Healing Emotional Avoidance: Why I Love When People Call Me Dramatic
My heart warms when people call me dramatic and I will be the first to admit I can be a touch over-emotional, and yes you called it sensitive. But, all I hear when people say this is; in tune, expressive, and emotionally intelligent. I will be that friend that asks you " But how did you feel about that?" Or- "Let's make space for your feelings today" And let's be honest you need those kinds of people in your life.
Trust me I was not always like that and it took so much work to get there. It still takes work.
For the longest time, my eating disorder was my biggest coping mechanism. Using it often and without realization to avoid emotions and self soothe, I would push down feelings of anxiety, rage, depression, and even happiness if I felt it wasn't deserved. This became such a natural thing I was unable to sit with any emotion or even define what I was feeling at all. I would immediately avoid it and restrict my food intake to try and gain control.
Through recovery, I was able to learn emotional identifiers and how to sit with emotions, even the not so fun ones and sit with myself. Eventually, I learned how to enjoy emotions.
Now, I am at a point in my process where if I do not immediately express myself I feel stifled- this also has its issues that I am working through.
Here are some of my thoughts on how to heal from emotional avoidance
1. Listen to your mind and body.
Be mindful of the emotions that are building up. Stay focused and present at the moment, if you can remove yourself from the situation and give yourself the time and space you need alone in order to reflect on how you are feeling. Try to use as many words you can to describe your feelings, write them down if you can. What is causing these emotions? Remember to be honest and kind with yourself, no emotion is good or bad- remove all judgment, you deserve this space.
2. Allow yourself to express these emotions naturally.
Do you feel like screaming? Crying? Laughing? Taking a jog? Or a long shower? Do it without judgment. Remember to be kind and compassionate with yourself. Treat yourself how you would a friend and allow your body to process these emotions naturally and safely.

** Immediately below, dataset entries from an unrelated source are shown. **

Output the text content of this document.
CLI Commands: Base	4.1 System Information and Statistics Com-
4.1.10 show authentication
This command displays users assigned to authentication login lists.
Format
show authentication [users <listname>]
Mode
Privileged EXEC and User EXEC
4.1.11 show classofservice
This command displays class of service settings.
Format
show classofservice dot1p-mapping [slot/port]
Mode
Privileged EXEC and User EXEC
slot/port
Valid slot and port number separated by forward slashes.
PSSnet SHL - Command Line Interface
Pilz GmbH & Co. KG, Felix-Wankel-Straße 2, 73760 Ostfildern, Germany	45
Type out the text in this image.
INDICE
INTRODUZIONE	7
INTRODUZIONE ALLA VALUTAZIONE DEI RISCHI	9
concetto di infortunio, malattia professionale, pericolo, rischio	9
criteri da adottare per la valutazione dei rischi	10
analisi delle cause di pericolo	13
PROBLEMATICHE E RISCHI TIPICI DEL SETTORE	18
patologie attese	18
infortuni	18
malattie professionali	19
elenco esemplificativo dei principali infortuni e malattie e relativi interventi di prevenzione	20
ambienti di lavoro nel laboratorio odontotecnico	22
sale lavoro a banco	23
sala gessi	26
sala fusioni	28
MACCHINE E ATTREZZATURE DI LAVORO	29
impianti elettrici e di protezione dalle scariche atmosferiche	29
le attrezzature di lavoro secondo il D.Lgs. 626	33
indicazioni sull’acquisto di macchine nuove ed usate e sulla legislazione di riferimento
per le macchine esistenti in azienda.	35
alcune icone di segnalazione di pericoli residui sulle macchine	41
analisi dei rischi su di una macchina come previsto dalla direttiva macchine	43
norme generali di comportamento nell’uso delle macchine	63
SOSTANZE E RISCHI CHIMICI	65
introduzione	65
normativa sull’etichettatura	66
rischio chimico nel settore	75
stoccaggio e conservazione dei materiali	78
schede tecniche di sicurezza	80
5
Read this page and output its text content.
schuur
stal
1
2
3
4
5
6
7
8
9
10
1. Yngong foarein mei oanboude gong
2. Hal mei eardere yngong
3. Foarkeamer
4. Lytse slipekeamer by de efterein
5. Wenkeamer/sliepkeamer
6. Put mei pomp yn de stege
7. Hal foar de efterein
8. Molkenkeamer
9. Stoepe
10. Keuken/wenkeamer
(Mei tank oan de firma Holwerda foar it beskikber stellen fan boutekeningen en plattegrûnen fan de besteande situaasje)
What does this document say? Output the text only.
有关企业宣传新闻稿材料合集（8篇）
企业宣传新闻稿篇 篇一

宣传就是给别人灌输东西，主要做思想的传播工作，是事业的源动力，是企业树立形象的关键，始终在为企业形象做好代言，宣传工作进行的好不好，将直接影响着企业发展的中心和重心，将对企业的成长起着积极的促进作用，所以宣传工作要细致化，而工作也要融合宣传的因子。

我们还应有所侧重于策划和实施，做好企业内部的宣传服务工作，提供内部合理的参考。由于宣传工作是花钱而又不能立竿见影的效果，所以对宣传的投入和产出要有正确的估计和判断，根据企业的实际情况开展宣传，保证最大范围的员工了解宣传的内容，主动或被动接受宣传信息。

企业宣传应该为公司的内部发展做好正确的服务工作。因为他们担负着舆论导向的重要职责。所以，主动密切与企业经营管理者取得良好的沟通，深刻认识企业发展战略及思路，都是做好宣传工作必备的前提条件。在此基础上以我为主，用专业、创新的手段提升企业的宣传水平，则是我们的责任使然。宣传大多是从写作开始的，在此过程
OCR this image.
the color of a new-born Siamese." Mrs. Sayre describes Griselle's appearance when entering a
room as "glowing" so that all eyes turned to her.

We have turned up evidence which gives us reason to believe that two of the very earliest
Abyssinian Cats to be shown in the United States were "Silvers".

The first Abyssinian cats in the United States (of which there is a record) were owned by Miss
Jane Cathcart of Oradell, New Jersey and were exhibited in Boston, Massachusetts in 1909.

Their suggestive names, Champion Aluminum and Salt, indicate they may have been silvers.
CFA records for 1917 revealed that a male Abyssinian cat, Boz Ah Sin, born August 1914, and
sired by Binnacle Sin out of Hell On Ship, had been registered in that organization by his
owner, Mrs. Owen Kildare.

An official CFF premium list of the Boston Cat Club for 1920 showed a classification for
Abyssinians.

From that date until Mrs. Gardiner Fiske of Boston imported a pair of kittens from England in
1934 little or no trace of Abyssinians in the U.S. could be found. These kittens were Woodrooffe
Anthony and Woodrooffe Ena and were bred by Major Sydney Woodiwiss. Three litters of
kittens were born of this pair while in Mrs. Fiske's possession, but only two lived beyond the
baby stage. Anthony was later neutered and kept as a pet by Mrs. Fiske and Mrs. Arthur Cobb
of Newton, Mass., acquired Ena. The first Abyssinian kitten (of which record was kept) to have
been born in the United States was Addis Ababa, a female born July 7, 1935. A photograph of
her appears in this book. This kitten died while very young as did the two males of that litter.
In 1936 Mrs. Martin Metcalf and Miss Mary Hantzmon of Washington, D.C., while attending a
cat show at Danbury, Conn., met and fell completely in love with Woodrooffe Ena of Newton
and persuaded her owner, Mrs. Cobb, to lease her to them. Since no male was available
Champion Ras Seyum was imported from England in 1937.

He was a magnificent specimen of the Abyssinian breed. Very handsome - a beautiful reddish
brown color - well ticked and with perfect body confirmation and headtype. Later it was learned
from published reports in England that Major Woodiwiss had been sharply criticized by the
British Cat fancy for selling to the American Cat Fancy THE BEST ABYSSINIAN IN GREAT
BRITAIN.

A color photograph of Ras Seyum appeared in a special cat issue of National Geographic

3. Communicating your emotions.
Expressing yourself is strength. Journal your emotions or head to a mirror and talk to yourself. Just hearing the words out loud can be healing. If you are able to find someone you trust, open up and practice this vulnerability with a friend, partner or loved one. No matter how you come, come as you are.
My recovery hasn't been perfect. I have been known to throw myself in a rage, misdirecting my emotions towards others, oversharing, or expressing emotions instead of identifying them first.
But allowing myself to be open and vulnerable has been a journey that has healed me in a way that has changed my life, my relationship with my body and myself that I wouldn't change.
I hope you can share with me how you connect with your emotions. I would love to talk about it with you.